Asked how the service connects to on-premises applications and systems, Khan explained that the BizTalk connectors address that. "We have virtual networking in Azure that allows you to connect on-premises resources to the cloud," he said. "They also support hybrid connections which is a BizTalk capability that allows you to do app-to-app connection across firewalls. So these API Apps and the Oracle connector or the SAP connector, among others, utilize those connectivity options in Azure to connect to the on-premises resources and then there's a connector piece that you can run on premises that connects to that API App."

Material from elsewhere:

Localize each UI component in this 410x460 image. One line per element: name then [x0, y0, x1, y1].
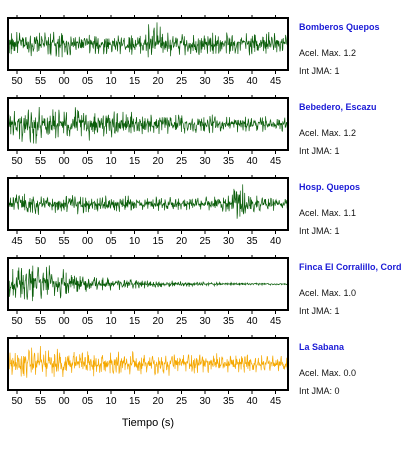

Microsoft is betting that, by providing this simplified services together, these will bring more applications to the Azure PaaS cloud service. But Microsoft today is also targeting the emerging developers who'll ultimately decide what platforms to build their applications on. Microsoft is now offering Azure for student developers, in which they can get free usage to learn how to build cloud-based mobile and Web apps using services such as the aforementioned Azure Apps and Azure Insights, which "gives students a 360-degree view across availability, performance and usage of ASP.NET services and mobile applications for Windows Phone, iOS and Android," wrote Microsoft's Steve "Gugs" Guggenheimer, in a blog post announcing the offering.
"Student developers are growing up in a world that requires them to leverage cloud services to deliver cool and modern experiences," Guggenheimer noted. "Microsoft Azure is a great fit for students because of its speed and flexibility enabling the creation and development of Web sites and Web apps. This new offer for students, available today in 140 countries, gives young developers access to the latest technology, allowing them to develop in or deploy sites and apps to the cloud, at no cost and with no credit card required."
In addition to Azure Apps and Azure Insights, Guggenheimer noted that the free offering lets students use Microsoft's Visual Studio Online.